Keywords: ZMIZ1; intellectual disability; neurodevelopmental disorder; neuronal positioning; transcriptional coactivation.

Figure 1

Topographical Images of Subjects with ZMIZ1 Variants

Figure 2

Domain Organization of ZMIZ1 and Its Variants from Affected Subjects (A) Schematic representation of ZMIZ1 and 10 variants identified in 12 families. See Table 2 for DNA sequence changes in the subjects. The splice variant c.3097−2A>G and the t(10;19) (q22.3;q13.33) translocation are not represented here. Abbreviations: TPR, tetratricopeptide repeat; SUMO, SUMO acceptor site; NLS, nuclear localization signal; MIZ, SP-RING/MIZ domain; TAD, transactivation domain. (B) Hydrophobic cluster analysis (HCA) of the alanine-rich region with predictions of intrinsically disordered regions from IUPRED performed with the Medor Metaserver.

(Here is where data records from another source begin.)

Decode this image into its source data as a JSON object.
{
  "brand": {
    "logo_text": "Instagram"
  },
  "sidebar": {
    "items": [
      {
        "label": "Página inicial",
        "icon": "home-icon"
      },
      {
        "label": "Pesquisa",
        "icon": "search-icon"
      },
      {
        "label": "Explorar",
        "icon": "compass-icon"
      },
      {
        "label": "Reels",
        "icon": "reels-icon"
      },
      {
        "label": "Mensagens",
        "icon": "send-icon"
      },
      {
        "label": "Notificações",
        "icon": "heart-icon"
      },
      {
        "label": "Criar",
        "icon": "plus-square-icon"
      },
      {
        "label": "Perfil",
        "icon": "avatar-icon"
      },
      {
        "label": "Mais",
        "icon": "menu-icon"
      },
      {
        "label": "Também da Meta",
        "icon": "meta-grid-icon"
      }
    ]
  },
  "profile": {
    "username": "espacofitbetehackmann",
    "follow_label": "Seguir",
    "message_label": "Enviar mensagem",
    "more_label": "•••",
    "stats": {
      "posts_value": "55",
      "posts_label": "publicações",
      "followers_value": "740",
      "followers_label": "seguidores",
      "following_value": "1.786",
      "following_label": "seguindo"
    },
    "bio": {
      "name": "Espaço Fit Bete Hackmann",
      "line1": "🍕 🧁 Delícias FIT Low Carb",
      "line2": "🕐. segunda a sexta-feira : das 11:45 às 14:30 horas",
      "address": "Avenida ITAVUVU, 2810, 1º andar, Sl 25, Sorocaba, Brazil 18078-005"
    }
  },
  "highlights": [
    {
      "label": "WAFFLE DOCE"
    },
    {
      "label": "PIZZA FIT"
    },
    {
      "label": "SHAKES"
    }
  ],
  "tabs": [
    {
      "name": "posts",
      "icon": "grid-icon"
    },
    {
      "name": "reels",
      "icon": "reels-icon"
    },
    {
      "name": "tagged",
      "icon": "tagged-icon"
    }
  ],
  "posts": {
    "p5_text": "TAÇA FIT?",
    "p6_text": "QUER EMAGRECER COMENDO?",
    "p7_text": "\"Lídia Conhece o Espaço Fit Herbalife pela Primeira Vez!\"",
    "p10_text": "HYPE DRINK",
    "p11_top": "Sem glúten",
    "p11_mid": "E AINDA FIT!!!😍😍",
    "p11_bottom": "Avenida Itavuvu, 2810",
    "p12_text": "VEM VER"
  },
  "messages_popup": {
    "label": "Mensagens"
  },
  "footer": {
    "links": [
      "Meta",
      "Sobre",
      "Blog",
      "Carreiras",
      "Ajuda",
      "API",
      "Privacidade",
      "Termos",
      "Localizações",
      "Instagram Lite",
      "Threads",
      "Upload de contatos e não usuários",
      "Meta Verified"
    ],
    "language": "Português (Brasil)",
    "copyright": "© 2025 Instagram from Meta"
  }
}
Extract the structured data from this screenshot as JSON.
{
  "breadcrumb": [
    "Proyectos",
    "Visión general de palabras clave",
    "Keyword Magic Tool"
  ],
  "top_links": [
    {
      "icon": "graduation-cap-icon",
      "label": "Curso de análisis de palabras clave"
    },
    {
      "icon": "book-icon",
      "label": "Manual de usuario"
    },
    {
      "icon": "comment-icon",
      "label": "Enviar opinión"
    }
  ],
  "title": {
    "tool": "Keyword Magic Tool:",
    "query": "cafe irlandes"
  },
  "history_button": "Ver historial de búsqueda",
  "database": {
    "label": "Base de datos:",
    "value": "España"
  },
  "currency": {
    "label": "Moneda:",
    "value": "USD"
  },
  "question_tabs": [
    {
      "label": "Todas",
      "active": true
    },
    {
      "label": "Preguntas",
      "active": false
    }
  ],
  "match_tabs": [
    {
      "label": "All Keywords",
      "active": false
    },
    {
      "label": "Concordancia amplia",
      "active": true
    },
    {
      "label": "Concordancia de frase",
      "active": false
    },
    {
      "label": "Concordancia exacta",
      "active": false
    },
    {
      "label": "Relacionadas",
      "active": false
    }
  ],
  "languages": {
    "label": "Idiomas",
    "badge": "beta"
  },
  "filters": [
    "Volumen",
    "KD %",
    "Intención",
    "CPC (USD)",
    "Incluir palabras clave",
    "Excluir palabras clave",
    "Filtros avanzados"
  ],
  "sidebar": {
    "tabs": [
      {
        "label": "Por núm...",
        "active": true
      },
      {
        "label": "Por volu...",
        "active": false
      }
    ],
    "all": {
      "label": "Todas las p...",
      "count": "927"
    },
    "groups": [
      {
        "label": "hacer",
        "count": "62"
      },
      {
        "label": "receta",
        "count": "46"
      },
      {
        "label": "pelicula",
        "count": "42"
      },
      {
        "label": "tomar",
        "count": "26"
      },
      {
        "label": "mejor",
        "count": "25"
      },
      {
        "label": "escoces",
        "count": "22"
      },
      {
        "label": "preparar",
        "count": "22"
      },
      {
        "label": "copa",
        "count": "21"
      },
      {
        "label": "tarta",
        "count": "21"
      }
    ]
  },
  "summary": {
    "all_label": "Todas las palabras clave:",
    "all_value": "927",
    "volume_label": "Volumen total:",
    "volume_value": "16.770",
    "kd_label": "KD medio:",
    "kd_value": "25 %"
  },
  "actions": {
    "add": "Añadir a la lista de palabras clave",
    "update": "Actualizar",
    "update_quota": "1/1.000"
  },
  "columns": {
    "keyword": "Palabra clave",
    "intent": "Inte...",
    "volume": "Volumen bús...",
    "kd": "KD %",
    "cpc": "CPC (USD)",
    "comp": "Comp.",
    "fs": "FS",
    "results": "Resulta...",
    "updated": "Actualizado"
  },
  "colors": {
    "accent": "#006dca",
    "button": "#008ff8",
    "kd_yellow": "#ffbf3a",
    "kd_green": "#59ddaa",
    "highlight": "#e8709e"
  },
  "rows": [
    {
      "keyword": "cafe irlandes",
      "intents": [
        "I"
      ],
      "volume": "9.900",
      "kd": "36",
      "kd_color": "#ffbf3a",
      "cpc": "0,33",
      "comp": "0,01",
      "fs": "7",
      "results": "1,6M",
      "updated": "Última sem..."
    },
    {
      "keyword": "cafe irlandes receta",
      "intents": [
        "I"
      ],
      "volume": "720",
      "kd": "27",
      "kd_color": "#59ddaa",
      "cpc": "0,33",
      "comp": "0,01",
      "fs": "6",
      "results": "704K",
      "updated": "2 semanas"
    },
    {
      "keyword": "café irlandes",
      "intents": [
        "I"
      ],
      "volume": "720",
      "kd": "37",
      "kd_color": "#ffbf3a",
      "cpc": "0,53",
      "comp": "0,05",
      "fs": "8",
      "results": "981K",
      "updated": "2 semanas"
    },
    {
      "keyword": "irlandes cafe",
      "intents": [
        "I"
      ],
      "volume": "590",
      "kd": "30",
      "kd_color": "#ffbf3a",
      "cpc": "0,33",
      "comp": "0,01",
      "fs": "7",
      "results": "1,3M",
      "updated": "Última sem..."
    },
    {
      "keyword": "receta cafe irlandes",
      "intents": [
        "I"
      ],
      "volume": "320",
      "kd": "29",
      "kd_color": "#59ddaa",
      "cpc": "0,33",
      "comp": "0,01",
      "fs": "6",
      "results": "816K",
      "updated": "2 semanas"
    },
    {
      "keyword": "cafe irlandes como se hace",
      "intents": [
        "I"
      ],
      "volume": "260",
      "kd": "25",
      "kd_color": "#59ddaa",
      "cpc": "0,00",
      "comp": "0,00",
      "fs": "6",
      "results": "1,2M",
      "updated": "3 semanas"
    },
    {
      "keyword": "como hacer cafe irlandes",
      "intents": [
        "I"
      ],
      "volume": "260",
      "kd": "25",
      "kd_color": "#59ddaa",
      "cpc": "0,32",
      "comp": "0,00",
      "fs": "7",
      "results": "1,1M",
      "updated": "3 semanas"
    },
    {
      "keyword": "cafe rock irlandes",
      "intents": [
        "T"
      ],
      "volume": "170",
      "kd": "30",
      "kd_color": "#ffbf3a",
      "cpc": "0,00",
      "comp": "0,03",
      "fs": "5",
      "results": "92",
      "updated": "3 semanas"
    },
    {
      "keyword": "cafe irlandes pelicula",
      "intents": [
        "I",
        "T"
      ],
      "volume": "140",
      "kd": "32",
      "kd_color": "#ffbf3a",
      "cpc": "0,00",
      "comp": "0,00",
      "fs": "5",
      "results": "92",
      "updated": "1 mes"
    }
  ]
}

Symbols are used to represent amino acids with peculiar structural properties (star for proline, black diamond for glycine, square for threonine, and dotted square for serine, which may be either exposed or buried). Phase transition or phase separation has been put forward as a general mechanism for the transient formation of cellular bodies that behaves as liquid droplet. The occurrence of stochastic liquid-liquid phase transitions within a cell nucleus provides an interesting framework to explain recent experimental observations on the transcriptional regulation in higher eukaryotes.

Figure 3

In Vitro and In Vivo Effects of ZMIZ1 Variants (A) Effect of ZMIZ1 variants on DHT-induced AR activity, as determined by the ARE-luciferase assay. HEK293T cells were cultivated with 1 nM DHT or without DHT (ethanol as vehicle) and transiently transfected with 30 ng of ZMIZ1 expression constructs in combination with 5 ng of pEGFP-ARwt (wild-type AR expression plasmid), 150 ng of pARE-luc (androgen response element (ARE)-driven luciferase reporter plasmid), and 20 ng of pRenilla-luc (renilla luciferase expression vector for normalization). The total amount of plasmids per well was kept constant by adding empty vectors as needed. Control transfections without the pEGFP-ARwt or the ZMIZ1 vectors were also performed. Transfection experiments were repeated three times in quadruplicate. Relative luciferase units (RLUs) are presented as the mean ± SEM. Two-tailed t test, ^∗p < 0.05, ^∗∗p < 0.01, ^∗∗∗p < 0.001. (B) Effect of ZMIZ1 variants on neuronal migration and positioning. cDNA constructions were coelectroporated with an RFP-encoding reporter construction (dt-Tomato) in progenitor cells adjacent to the ventricle of E14.5 embryonic mouse cortices. Analyses were performed at E18.5. Images show coronal sections of E18.5 brains electroporated at E14.5 with either a control vector, WT ZMIZ1 or one of the three mutated forms of ZMIZ1. Sections were stained with 4′,6-diamidino-2-phenylindole (DAPI). Abbreviations: CP, cortical plate; IZ, intermediate zone; and VZ/SVZ, ventricular zone/subventricular zone. Scale bar, 50 μm. Histograms present the quantification of the percentage of fluorescent neurons in four different regions: upper and lower CP, IZ, and VZ/SVZ. Data are presented as the mean ± SEM, two-way ANOVA with Tukey’s multiple comparisons test, ^∗p < 0.05, ^∗∗p < 0.01, ^∗∗∗p < 0.001, and ^∗∗∗∗p < 0.0001 compared to an empty vector control. (C) Morphological features of cells accumulated in the IZ with the three ZMIZ1 variants. Arrow shows cells with long and abnormally oriented processes. Double arrow shows a bipolar cell with a leading process oriented toward the VZ. Scale bar, 50 μm.